Thai chemical company PTT PCL said June 5 its U.S. unit expects to decide in the next six to nine months whether to build a proposed $5.7 billion plant called an ethane cracker in Ohio, putting off a decision it had said would likely come in the first half of 2020.
“While the pandemic has prevented us from moving as quickly as we would like within our previous timeline, our best estimate is for a final investment decision by the end of this year or in the first quarter of next year," Toasaporn Boonyapipat, President and CEO of PTT's PTTGC America (PTTGCA) unit, said in a statement.
PTTGCA and its partner, South Korea's Daelim Industrial Co. Ltd., had said they planned to decide in the first half of 2020 on the ethane cracker, a chemical plant which would be used to produce ethylene, an ingredient in plastic.
Sources told Reuters the partners have indefinitely delayed an investment decision on the project. But PTTGCA said it "is still progressing with the project and at no point put the project on indefinite hold."

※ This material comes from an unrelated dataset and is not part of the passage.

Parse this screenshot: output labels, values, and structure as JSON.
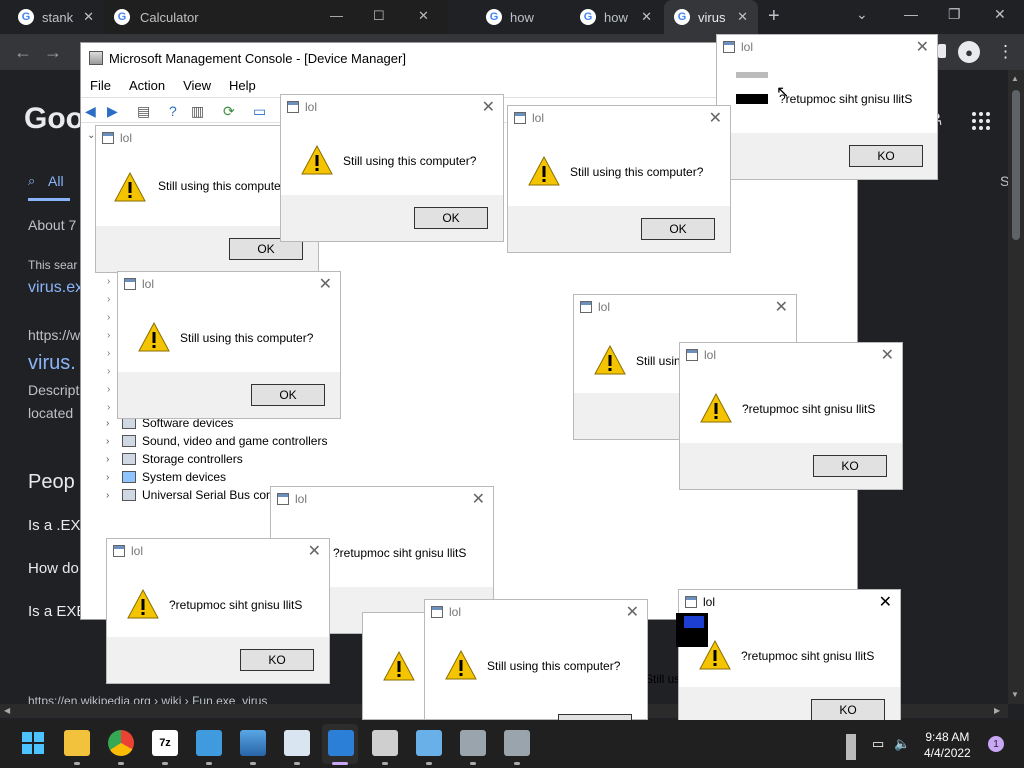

An already saturated plastic market has been further shaken by a demand shock during the coronavirus pandemic.
The facility is designed to produce about 1.5 million metric tons of ethylene per year. Ethylene is used to make plastic, among other things.
PTTGCA said it chose the Ohio site because it is located in the Marcellus and Utica shale region, the biggest U.S. natural gas shale formation. Ethane is an NGL that comes from oil and gas wells.
The project is expected to take between four and six years to build.